Peninjauan Bupati Brebes terhadap Jembatan Kalibuntu yang Ambruk
Bupati Brebes, Paramitha Widya Kusuma, melakukan peninjauan langsung ke lokasi bencana ambruknya Jembatan Kalibuntu di Desa Cilibur, Kecamatan Paguyangan, Kabupaten Brebes, pada Sabtu sore (04/04/2026). Kunjungan ini merupakan bentuk respons cepat dari Pemerintah Kabupaten Brebes dalam memastikan penanganan darurat serta percepatan pemulihan akses masyarakat yang terdampak.
Dalam arahannya, Bupati Brebes menekankan pentingnya percepatan penanganan bencana, khususnya pembangunan jembatan sementara semi permanen guna menjaga kelancaran mobilitas masyarakat. Ia menyampaikan bahwa pembangunan jembatan sementara harus segera direalisasikan, terutama untuk mendukung aktivitas warga dan akses anak-anak sekolah.
Akibat runtuhnya jembatan pada Jumat kemarin (03/04/2026), akses warga Dukuh Luwung Desa Cilibur Kecamatan Paguyangan terputus. Tercatat sekitar 300 kepala keluarga (KK) terdampak karena jalur utama penghubung antarwilayah tidak dapat dilalui. Pemerintah Kabupaten Brebes berkomitmen untuk terus memantau perkembangan di lapangan serta mengoptimalkan langkah-langkah penanganan demi mempercepat pemulihan infrastruktur dan aktivitas masyarakat di wilayah terdampak.

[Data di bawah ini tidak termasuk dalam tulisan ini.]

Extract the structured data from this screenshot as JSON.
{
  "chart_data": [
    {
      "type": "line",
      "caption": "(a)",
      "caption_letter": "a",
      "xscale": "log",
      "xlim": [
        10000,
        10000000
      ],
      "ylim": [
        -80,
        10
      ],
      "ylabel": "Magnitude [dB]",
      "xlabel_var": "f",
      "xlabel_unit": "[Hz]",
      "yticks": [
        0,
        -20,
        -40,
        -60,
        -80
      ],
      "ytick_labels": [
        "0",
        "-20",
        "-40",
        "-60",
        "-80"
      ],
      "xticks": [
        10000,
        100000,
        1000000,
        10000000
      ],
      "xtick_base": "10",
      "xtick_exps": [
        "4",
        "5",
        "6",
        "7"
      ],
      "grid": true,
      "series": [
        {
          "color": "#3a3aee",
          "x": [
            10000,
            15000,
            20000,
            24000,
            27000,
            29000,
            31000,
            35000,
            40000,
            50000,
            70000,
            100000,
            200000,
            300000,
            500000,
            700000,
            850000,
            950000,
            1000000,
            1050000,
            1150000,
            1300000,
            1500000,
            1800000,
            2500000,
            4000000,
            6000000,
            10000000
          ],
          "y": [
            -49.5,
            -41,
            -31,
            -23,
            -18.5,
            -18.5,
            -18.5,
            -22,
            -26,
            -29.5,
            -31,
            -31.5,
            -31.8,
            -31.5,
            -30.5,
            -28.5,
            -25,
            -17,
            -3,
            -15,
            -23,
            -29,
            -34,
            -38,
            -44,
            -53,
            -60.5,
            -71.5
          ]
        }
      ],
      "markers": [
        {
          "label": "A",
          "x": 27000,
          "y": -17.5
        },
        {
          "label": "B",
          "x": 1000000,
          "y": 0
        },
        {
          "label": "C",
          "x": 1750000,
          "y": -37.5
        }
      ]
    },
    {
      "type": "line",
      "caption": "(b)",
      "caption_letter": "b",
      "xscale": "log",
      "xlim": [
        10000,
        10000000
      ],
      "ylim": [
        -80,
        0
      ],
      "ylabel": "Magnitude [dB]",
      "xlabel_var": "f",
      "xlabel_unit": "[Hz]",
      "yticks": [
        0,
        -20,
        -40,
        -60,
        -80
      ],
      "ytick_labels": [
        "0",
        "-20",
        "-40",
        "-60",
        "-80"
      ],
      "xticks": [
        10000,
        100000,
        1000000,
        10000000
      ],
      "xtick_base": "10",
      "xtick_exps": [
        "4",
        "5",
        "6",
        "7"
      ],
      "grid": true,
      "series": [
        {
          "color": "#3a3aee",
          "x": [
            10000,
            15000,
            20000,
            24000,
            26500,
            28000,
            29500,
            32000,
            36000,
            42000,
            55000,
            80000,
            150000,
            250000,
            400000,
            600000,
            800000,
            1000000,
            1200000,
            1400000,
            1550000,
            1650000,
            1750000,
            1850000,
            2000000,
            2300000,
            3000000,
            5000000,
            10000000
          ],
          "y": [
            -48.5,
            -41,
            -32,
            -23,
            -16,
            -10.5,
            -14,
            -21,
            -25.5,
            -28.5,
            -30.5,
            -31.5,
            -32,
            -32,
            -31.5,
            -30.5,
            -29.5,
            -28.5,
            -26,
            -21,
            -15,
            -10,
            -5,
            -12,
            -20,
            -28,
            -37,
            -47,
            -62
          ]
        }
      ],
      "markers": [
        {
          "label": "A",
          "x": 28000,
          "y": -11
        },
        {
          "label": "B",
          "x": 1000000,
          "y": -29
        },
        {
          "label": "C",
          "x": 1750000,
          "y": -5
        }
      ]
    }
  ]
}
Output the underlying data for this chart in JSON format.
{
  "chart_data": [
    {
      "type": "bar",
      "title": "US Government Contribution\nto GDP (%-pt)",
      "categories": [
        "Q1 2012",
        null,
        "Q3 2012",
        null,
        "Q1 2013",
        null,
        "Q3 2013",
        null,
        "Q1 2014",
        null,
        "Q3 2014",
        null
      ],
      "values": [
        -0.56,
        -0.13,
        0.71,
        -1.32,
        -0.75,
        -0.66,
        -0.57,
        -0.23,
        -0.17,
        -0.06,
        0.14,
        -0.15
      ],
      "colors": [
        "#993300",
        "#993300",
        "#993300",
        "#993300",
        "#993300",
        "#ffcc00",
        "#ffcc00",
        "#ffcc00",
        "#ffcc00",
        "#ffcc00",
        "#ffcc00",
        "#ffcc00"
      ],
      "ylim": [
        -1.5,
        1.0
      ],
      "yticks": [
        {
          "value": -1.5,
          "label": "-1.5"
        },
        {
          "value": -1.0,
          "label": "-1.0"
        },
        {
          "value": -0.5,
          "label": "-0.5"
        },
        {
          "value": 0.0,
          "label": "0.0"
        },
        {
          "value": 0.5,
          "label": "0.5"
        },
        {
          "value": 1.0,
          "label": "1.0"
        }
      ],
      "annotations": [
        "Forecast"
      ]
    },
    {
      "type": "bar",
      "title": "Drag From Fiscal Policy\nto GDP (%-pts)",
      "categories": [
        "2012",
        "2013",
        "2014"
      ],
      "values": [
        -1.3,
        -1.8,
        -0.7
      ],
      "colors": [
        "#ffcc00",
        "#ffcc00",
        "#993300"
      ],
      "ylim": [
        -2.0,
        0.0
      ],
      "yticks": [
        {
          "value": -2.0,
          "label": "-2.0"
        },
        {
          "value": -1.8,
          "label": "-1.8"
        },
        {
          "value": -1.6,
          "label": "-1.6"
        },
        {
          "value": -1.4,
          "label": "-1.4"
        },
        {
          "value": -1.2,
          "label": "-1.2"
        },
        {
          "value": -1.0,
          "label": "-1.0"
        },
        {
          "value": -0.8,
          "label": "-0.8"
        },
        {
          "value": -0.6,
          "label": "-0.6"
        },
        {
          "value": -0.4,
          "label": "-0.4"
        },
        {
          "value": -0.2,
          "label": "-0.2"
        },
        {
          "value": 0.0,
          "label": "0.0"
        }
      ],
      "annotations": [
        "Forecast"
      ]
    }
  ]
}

Dalam kegiatan tersebut, Bupati didampingi oleh Kepala Dinas Pekerjaan Umum Kabupaten Brebes Dani Asmoro, Kepala Bidang Kedaruratan dan Logistik BPBD Brebes Wibowo Budi Santoso, Camat Paguyangan Koko Kusnanto, TNI-Polri, Kepala Desa Cilibur, serta relawan kebencanaan.
Sebelumnya diberitakan, sebuah jembatan penghubung antar pedukuhan di Desa Cilibur, Kecamatan Paguyangan, Kabupaten Brebes, Jawa Tengah ambruk tergerus longsor pada Jumat (3/4/2026) sore. Ambruknya jembatan tersebut bahkan terekam kamera warga yang saat itu hendak melintas. Akibat putusnya jembatan tersebut, warga di kedua pedukuhan tersebut kini terisolir.
Jembatan yang menghubungkan Dukuh Luwung dan Dukuh Kumambang itu runtuh sekitar pukul 14.55 WIB. Warga kini harus terhenti atau dipaksa menempuh jalur alternatif yang jauh lebih panjang dan sulit. Kepala Desa Cilibur, Nurrohman, membenarkan kejadian tersebut. Ia menyebutkan, pemerintah desa tengah melakukan pendataan dampak serta berkoordinasi dengan pihak kecamatan dan instansi terkait untuk penanganan darurat.
“Peristiwa terjadi menjelang sore,” katanya. “Saat ini kami masih berkoordinasi dengan pihak kecamatan dan BPBD untuk langkah penanganan awal,” ujarnya.
Situasi ini memunculkan kekhawatiran baru, terutama jika penanganan tidak segera dilakukan. Kades menyebut, selain memperpanjang jarak tempuh warga, kondisi tersebut juga berisiko menekan aktivitas ekonomi desa yang selama ini bertumpu pada kelancaran distribusi.
“Warga berharap pemerintah daerah segera turun tangan, tidak hanya dengan penanganan darurat, tetapi juga percepatan pembangunan kembali jembatan yang lebih kuat dan aman.”
“Warga menilai, keberadaan jembatan tersebut sangat vital dan segera di perbaiki,” pungkasnya.